You can encounter this type of questions during the interview process for Data Scientist positions. So the question can be like that:
Question: Assume that a process follows a normal distribution with mean 50 and that we have observed that the probability to exceed the value 60 is 5%. What is the standard deviation of the distribution?
Solution:
\(P(X \geq 60) = 0.05\)
\(1- P(X < 60) = 0.05\)
\(P(X < 60) = 0.95\)
\(P(\frac{X-50}{\sigma} < \frac{60-50}{\sigma}) = 0.95\)
\(P(\frac{X-50}{\sigma} < \frac{10}{\sigma}) = 0.95\)
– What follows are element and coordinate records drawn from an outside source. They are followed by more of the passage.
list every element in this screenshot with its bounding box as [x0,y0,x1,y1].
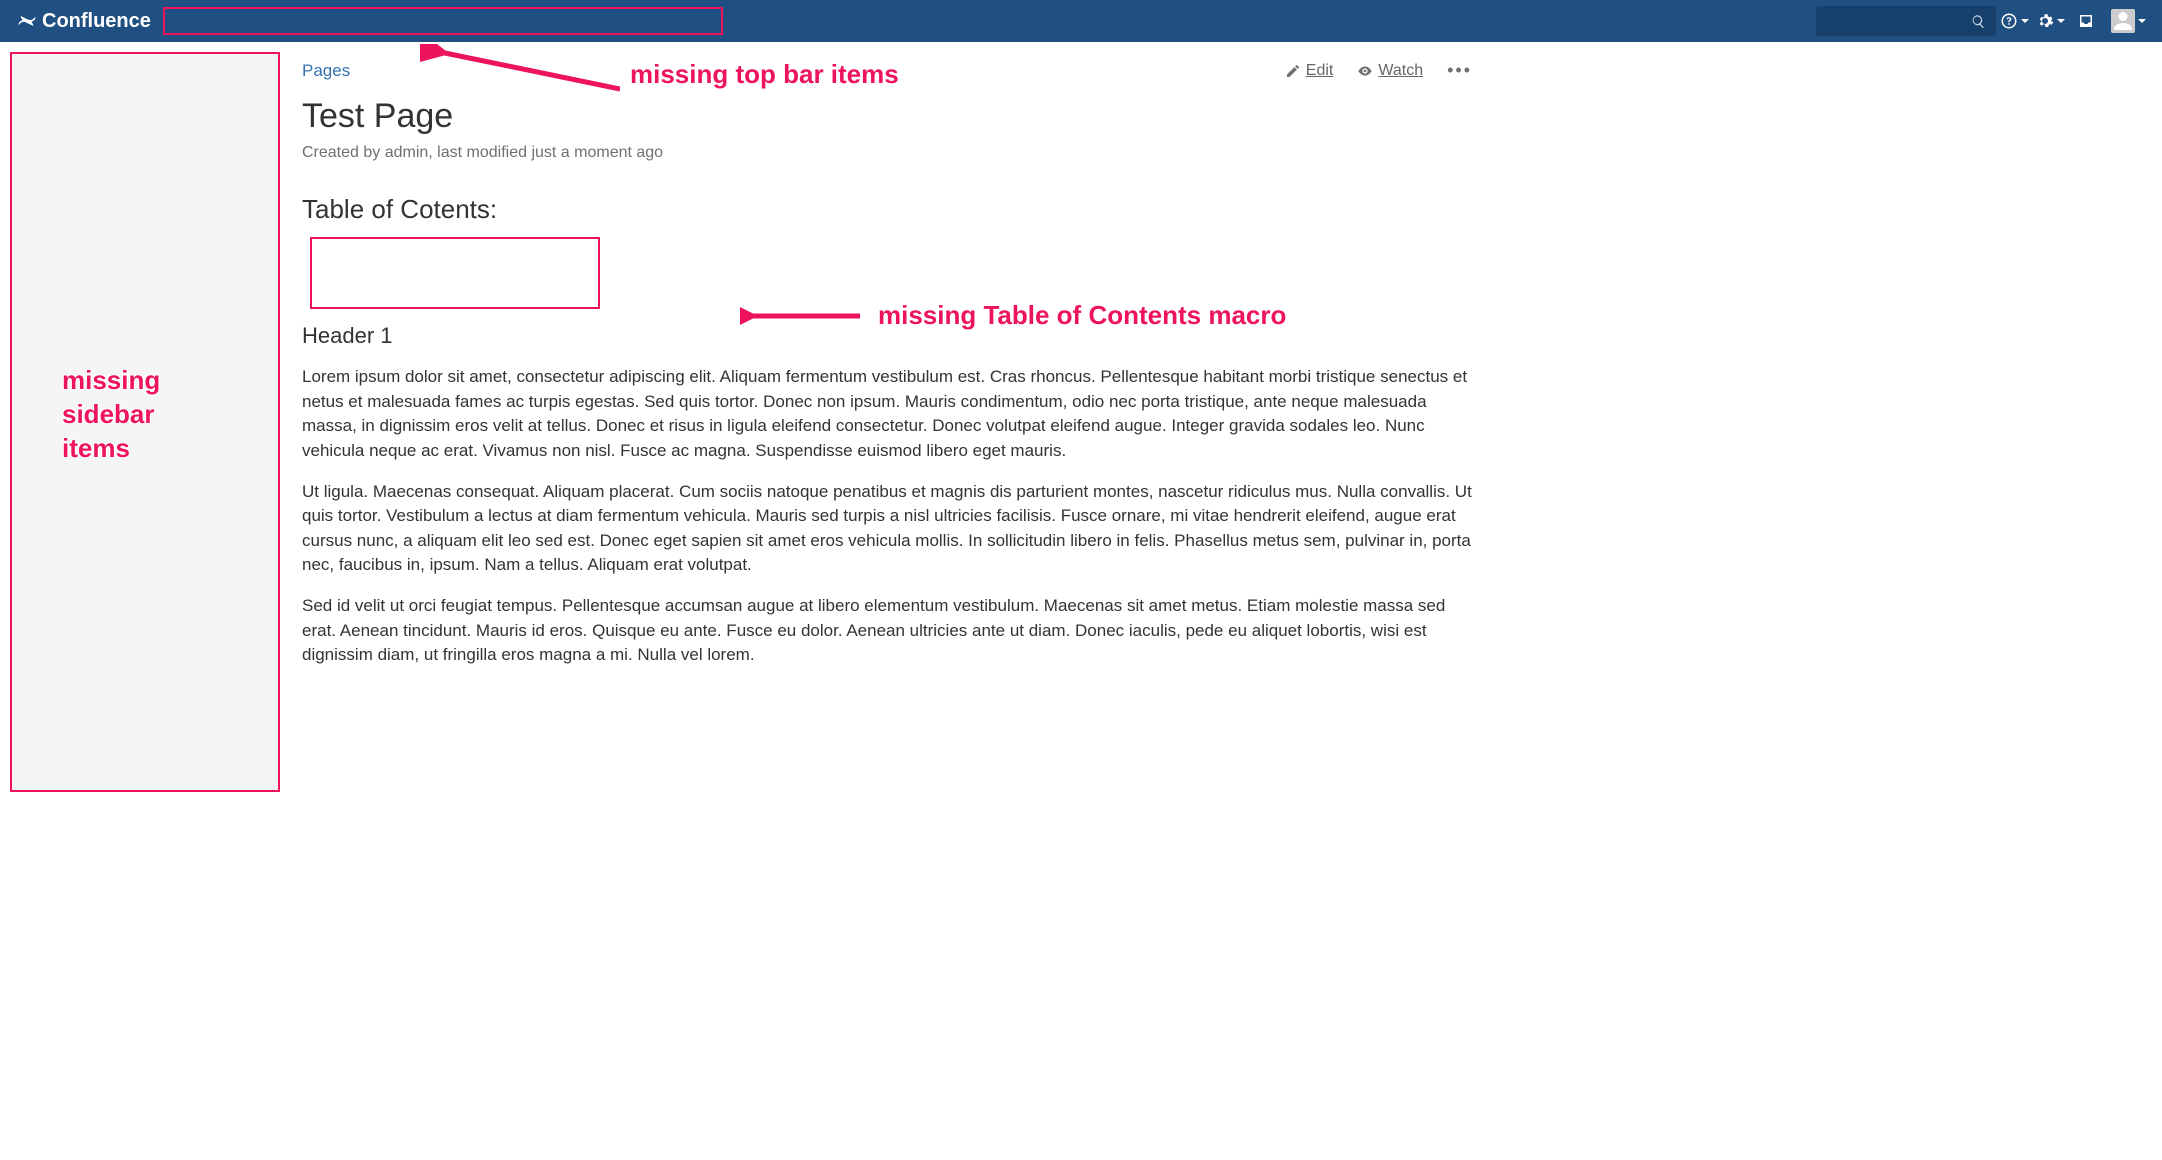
confluence-logo-icon [16,10,38,32]
caret-down-icon [2021,19,2029,23]
watch-button[interactable]: Watch [1357,62,1423,80]
breadcrumb: Pages [302,61,350,81]
watch-label: Watch [1378,62,1423,80]
eye-icon [1357,63,1373,79]
brand-text: Confluence [42,10,151,33]
content-paragraph: Sed id velit ut orci feugiat tempus. Pel… [302,594,1472,668]
help-icon [2000,12,2018,30]
search-box[interactable] [1816,6,1996,36]
page-byline: Created by admin, last modified just a m… [302,144,1472,162]
pencil-icon [1285,63,1301,79]
annotation-topbar-missing-box [163,7,723,35]
gear-icon [2036,12,2054,30]
admin-menu[interactable] [2032,0,2068,42]
avatar [2111,9,2135,33]
search-icon [1971,14,1986,29]
annotation-topbar-callout: missing top bar items [420,44,899,104]
caret-down-icon [2138,19,2146,23]
user-menu[interactable] [2104,0,2152,42]
user-icon [2111,9,2135,33]
annotation-toc-missing-box [310,237,600,309]
main-content: Pages Edit Watch ••• Test Page Created b… [290,42,1500,802]
content-paragraph: Lorem ipsum dolor sit amet, consectetur … [302,365,1472,464]
page-actions: Edit Watch ••• [1285,60,1472,81]
page-layout: missing sidebar items Pages Edit Watch •… [0,42,2162,802]
annotation-sidebar-label: missing sidebar items [62,364,160,465]
confluence-logo[interactable]: Confluence [10,10,157,33]
annotation-toc-label: missing Table of Contents macro [878,300,1286,331]
caret-down-icon [2057,19,2065,23]
edit-button[interactable]: Edit [1285,62,1334,80]
inbox-icon [2077,12,2095,30]
help-menu[interactable] [1996,0,2032,42]
top-navigation-bar: Confluence [0,0,2162,42]
inbox-button[interactable] [2068,0,2104,42]
more-actions-button[interactable]: ••• [1447,60,1472,81]
annotation-toc-callout: missing Table of Contents macro [740,300,1286,331]
edit-label: Edit [1306,62,1334,80]
content-paragraph: Ut ligula. Maecenas consequat. Aliquam p… [302,480,1472,579]
annotation-sidebar-missing-box: missing sidebar items [10,52,280,792]
arrow-icon [740,301,860,331]
annotation-topbar-label: missing top bar items [630,59,899,90]
toc-heading: Table of Cotents: [302,194,1472,225]
sidebar: missing sidebar items [0,42,290,802]
arrow-icon [420,44,620,104]
breadcrumb-pages-link[interactable]: Pages [302,61,350,80]
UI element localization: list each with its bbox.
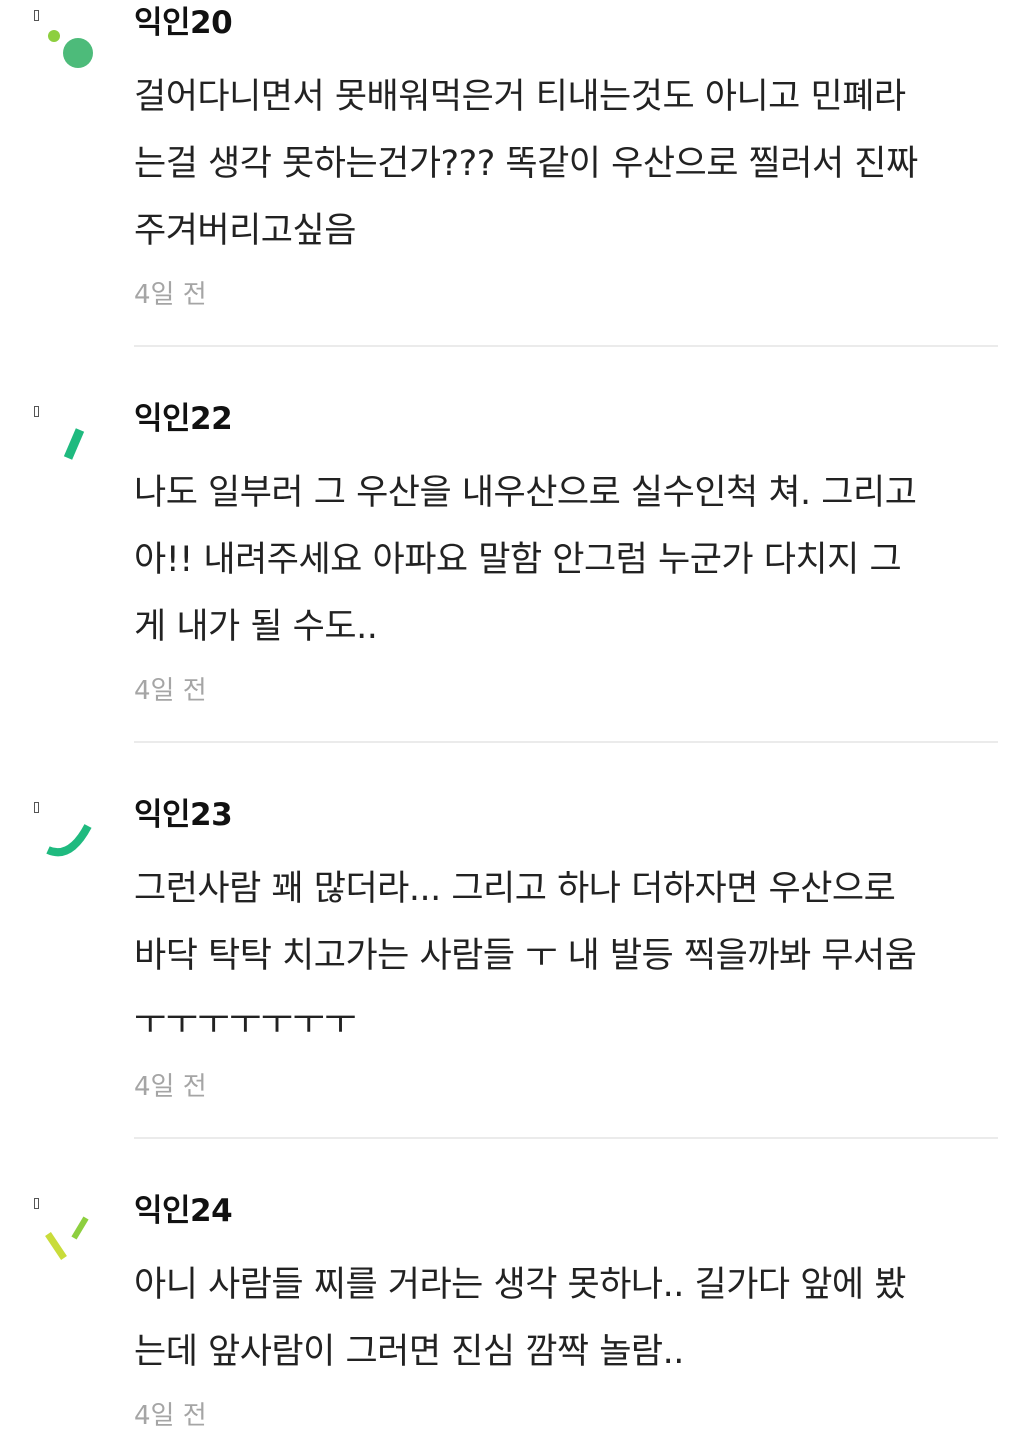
- comment-body: 나도 일부러 그 우산을 내우산으로 실수인척 쳐. 그리고 아!! 내려주세요…: [134, 473, 917, 647]
- comment-timestamp: 4일 전: [134, 1401, 207, 1431]
- avatar-icon: [46, 824, 92, 857]
- avatar-icon: [63, 428, 85, 460]
- comment-marker-icon: [34, 406, 39, 417]
- comment-marker-icon: [34, 10, 39, 21]
- comment-marker-icon: [34, 1198, 39, 1209]
- comment-marker-icon: [34, 802, 39, 813]
- divider: [134, 741, 998, 743]
- comment-author[interactable]: 익인24: [134, 1188, 233, 1234]
- comment-author[interactable]: 익인23: [134, 792, 233, 838]
- comment-timestamp: 4일 전: [134, 280, 207, 310]
- comment-body: 아니 사람들 찌를 거라는 생각 못하나.. 길가다 앞에 봤 는데 앞사람이 …: [134, 1265, 906, 1372]
- divider: [134, 1137, 998, 1139]
- avatar-icon: [48, 30, 93, 68]
- comment-body: 그런사람 꽤 많더라... 그리고 하나 더하자면 우산으로 바닥 탁탁 치고가…: [134, 869, 917, 1043]
- comment-author[interactable]: 익인20: [134, 0, 233, 46]
- comment-author[interactable]: 익인22: [134, 396, 233, 442]
- avatar-icon: [45, 1216, 89, 1260]
- comment-body: 걸어다니면서 못배워먹은거 티내는것도 아니고 민폐라 는걸 생각 못하는건가?…: [134, 77, 918, 251]
- comment-timestamp: 4일 전: [134, 676, 207, 706]
- comment-timestamp: 4일 전: [134, 1072, 207, 1102]
- divider: [134, 345, 998, 347]
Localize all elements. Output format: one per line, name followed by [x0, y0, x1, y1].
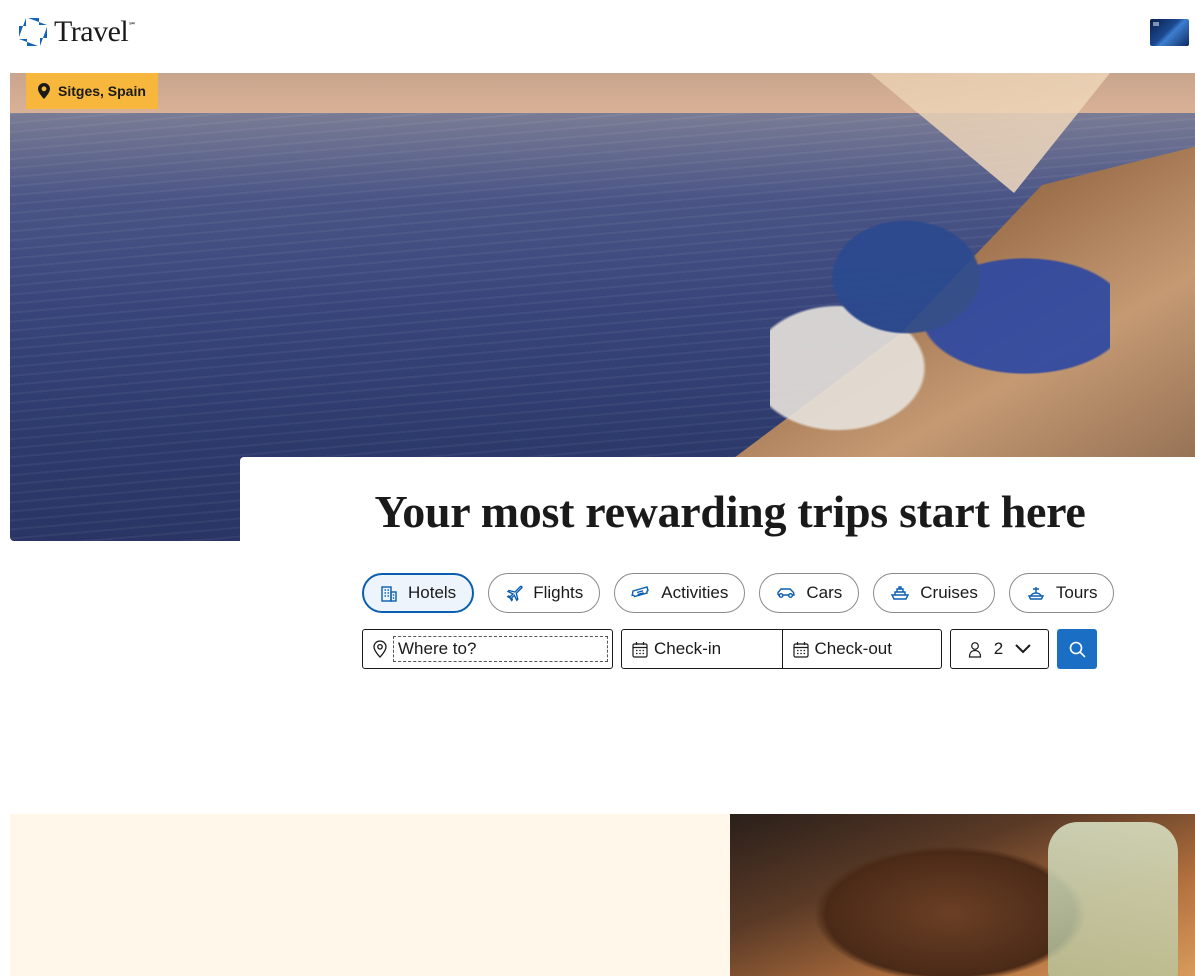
date-range-field: Check-in Check-out: [621, 629, 942, 669]
person-icon: [968, 641, 981, 658]
page-headline: Your most rewarding trips start here: [374, 486, 1086, 537]
tab-hotels-label: Hotels: [408, 583, 457, 602]
tab-flights-label: Flights: [533, 583, 584, 602]
search-panel: Your most rewarding trips start here Hot…: [240, 457, 1195, 717]
destination-field[interactable]: Where to?: [362, 629, 613, 669]
destination-input[interactable]: Where to?: [393, 636, 608, 662]
check-in-field[interactable]: Check-in: [622, 630, 782, 668]
search-tabs: Hotels Flights Activities Cars Cruises T…: [362, 573, 1115, 613]
tab-activities-label: Activities: [661, 583, 729, 602]
promo-glass: [1048, 822, 1178, 976]
credit-card-thumbnail[interactable]: [1150, 19, 1189, 46]
location-pin-icon: [373, 640, 387, 658]
car-icon: [777, 588, 796, 598]
check-in-label: Check-in: [654, 639, 722, 658]
tab-cruises-label: Cruises: [920, 583, 978, 602]
check-out-field[interactable]: Check-out: [781, 630, 942, 668]
location-label: Sitges, Spain: [58, 83, 146, 99]
check-out-label: Check-out: [814, 639, 892, 658]
guests-count: 2: [993, 639, 1004, 658]
search-icon: [1069, 641, 1086, 658]
calendar-icon: [632, 641, 648, 658]
tab-cars-label: Cars: [806, 583, 843, 602]
tab-activities[interactable]: Activities: [614, 573, 746, 613]
tab-hotels[interactable]: Hotels: [362, 573, 475, 613]
travel-logo[interactable]: Travel℠: [18, 16, 136, 48]
location-badge: Sitges, Spain: [26, 73, 158, 109]
ticket-icon: [631, 586, 650, 598]
guests-selector[interactable]: 2: [950, 629, 1049, 669]
map-pin-icon: [38, 83, 50, 99]
tab-cars[interactable]: Cars: [759, 573, 860, 613]
hotel-icon: [381, 586, 397, 602]
search-button[interactable]: [1057, 629, 1097, 669]
tour-icon: [1027, 587, 1045, 600]
promo-image: [730, 814, 1195, 976]
octagon-logo-icon: [19, 18, 47, 46]
tab-cruises[interactable]: Cruises: [873, 573, 995, 613]
tab-flights[interactable]: Flights: [488, 573, 601, 613]
site-header: Travel℠: [0, 0, 1195, 73]
calendar-icon: [792, 641, 809, 658]
tab-tours-label: Tours: [1055, 583, 1098, 602]
tab-tours[interactable]: Tours: [1008, 573, 1115, 613]
logo-trademark: ℠: [128, 21, 136, 30]
promo-panel: [10, 814, 730, 976]
plane-icon: [506, 585, 523, 602]
ship-icon: [891, 586, 910, 600]
chevron-down-icon: [1015, 644, 1031, 654]
logo-text: Travel: [54, 15, 129, 48]
hero-people: [770, 173, 1110, 433]
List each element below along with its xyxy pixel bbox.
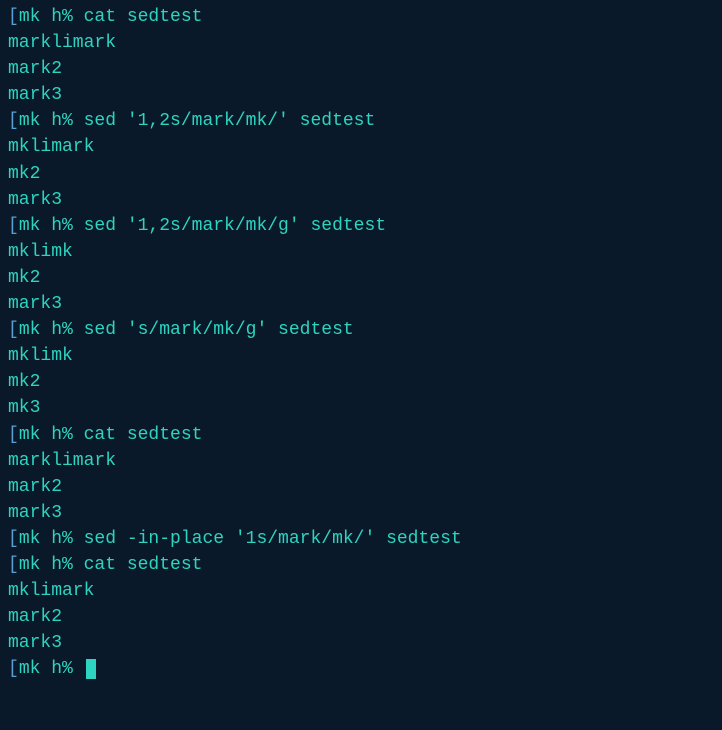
terminal-line: [mk h% sed 's/mark/mk/g' sedtest <box>8 317 714 343</box>
command-text: cat sedtest <box>84 555 203 575</box>
terminal-line: mklimark <box>8 134 714 160</box>
output-text: marklimark <box>8 451 116 471</box>
terminal-line: mark2 <box>8 56 714 82</box>
output-text: mk2 <box>8 268 40 288</box>
terminal-line: mklimk <box>8 239 714 265</box>
shell-prompt: mk h% <box>19 425 84 445</box>
terminal-line: mk2 <box>8 161 714 187</box>
cursor-block <box>86 659 96 679</box>
terminal-line: mark3 <box>8 291 714 317</box>
terminal-line: [mk h% <box>8 656 714 682</box>
prompt-bracket: [ <box>8 216 19 236</box>
terminal-line: [mk h% sed '1,2s/mark/mk/g' sedtest <box>8 213 714 239</box>
terminal-line: [mk h% cat sedtest <box>8 552 714 578</box>
terminal-line: mark3 <box>8 630 714 656</box>
shell-prompt: mk h% <box>19 216 84 236</box>
prompt-bracket: [ <box>8 555 19 575</box>
output-text: mark3 <box>8 503 62 523</box>
prompt-bracket: [ <box>8 425 19 445</box>
output-text: mark3 <box>8 633 62 653</box>
terminal-output[interactable]: [mk h% cat sedtestmarklimarkmark2mark3[m… <box>8 4 714 682</box>
output-text: mk3 <box>8 398 40 418</box>
terminal-line: [mk h% sed '1,2s/mark/mk/' sedtest <box>8 108 714 134</box>
command-text: sed '1,2s/mark/mk/g' sedtest <box>84 216 386 236</box>
output-text: mklimark <box>8 137 94 157</box>
output-text: marklimark <box>8 33 116 53</box>
terminal-line: marklimark <box>8 448 714 474</box>
prompt-bracket: [ <box>8 659 19 679</box>
prompt-bracket: [ <box>8 529 19 549</box>
terminal-line: [mk h% cat sedtest <box>8 422 714 448</box>
terminal-line: mark3 <box>8 82 714 108</box>
output-text: mark3 <box>8 294 62 314</box>
shell-prompt: mk h% <box>19 111 84 131</box>
prompt-bracket: [ <box>8 320 19 340</box>
command-text: sed -in-place '1s/mark/mk/' sedtest <box>84 529 462 549</box>
terminal-line: mk3 <box>8 395 714 421</box>
prompt-bracket: [ <box>8 111 19 131</box>
terminal-line: mk2 <box>8 265 714 291</box>
terminal-line: mklimk <box>8 343 714 369</box>
terminal-line: mark3 <box>8 187 714 213</box>
terminal-line: mark2 <box>8 604 714 630</box>
shell-prompt: mk h% <box>19 659 84 679</box>
output-text: mk2 <box>8 372 40 392</box>
command-text: sed '1,2s/mark/mk/' sedtest <box>84 111 376 131</box>
output-text: mklimk <box>8 242 73 262</box>
terminal-line: [mk h% sed -in-place '1s/mark/mk/' sedte… <box>8 526 714 552</box>
shell-prompt: mk h% <box>19 529 84 549</box>
output-text: mark2 <box>8 477 62 497</box>
command-text: cat sedtest <box>84 425 203 445</box>
shell-prompt: mk h% <box>19 320 84 340</box>
output-text: mark3 <box>8 85 62 105</box>
output-text: mklimk <box>8 346 73 366</box>
command-text: sed 's/mark/mk/g' sedtest <box>84 320 354 340</box>
output-text: mark3 <box>8 190 62 210</box>
output-text: mark2 <box>8 59 62 79</box>
terminal-line: marklimark <box>8 30 714 56</box>
terminal-line: mk2 <box>8 369 714 395</box>
command-text: cat sedtest <box>84 7 203 27</box>
terminal-line: [mk h% cat sedtest <box>8 4 714 30</box>
output-text: mklimark <box>8 581 94 601</box>
terminal-line: mark2 <box>8 474 714 500</box>
shell-prompt: mk h% <box>19 555 84 575</box>
terminal-line: mark3 <box>8 500 714 526</box>
shell-prompt: mk h% <box>19 7 84 27</box>
terminal-line: mklimark <box>8 578 714 604</box>
output-text: mark2 <box>8 607 62 627</box>
output-text: mk2 <box>8 164 40 184</box>
prompt-bracket: [ <box>8 7 19 27</box>
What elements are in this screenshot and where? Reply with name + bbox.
\(Z(\frac{10}{\sigma})= 0.95\)
But form the Standard Normal Distribution we know that the \(Z(1.644854)=0.95\) (qnorm(0.95) = 1.644854
), Thus,
\(\frac{10}{\sigma} = 1.644854\)
\(\sigma = 6.079567\)
Hence the Standard Deviation is 6.079567. We can confirm it by running a simulation in R estimating the probability of the Normal(50, 6.079567) to exceed the value 60:
set.seed(5) sims<-rnorm(10000000, 50, 6.079567 ) sum(sims>=60)/length(sims)
And we get:
[1] 0.0500667
As expected, the estimated probability for our process to exceed the value 60 is 5%.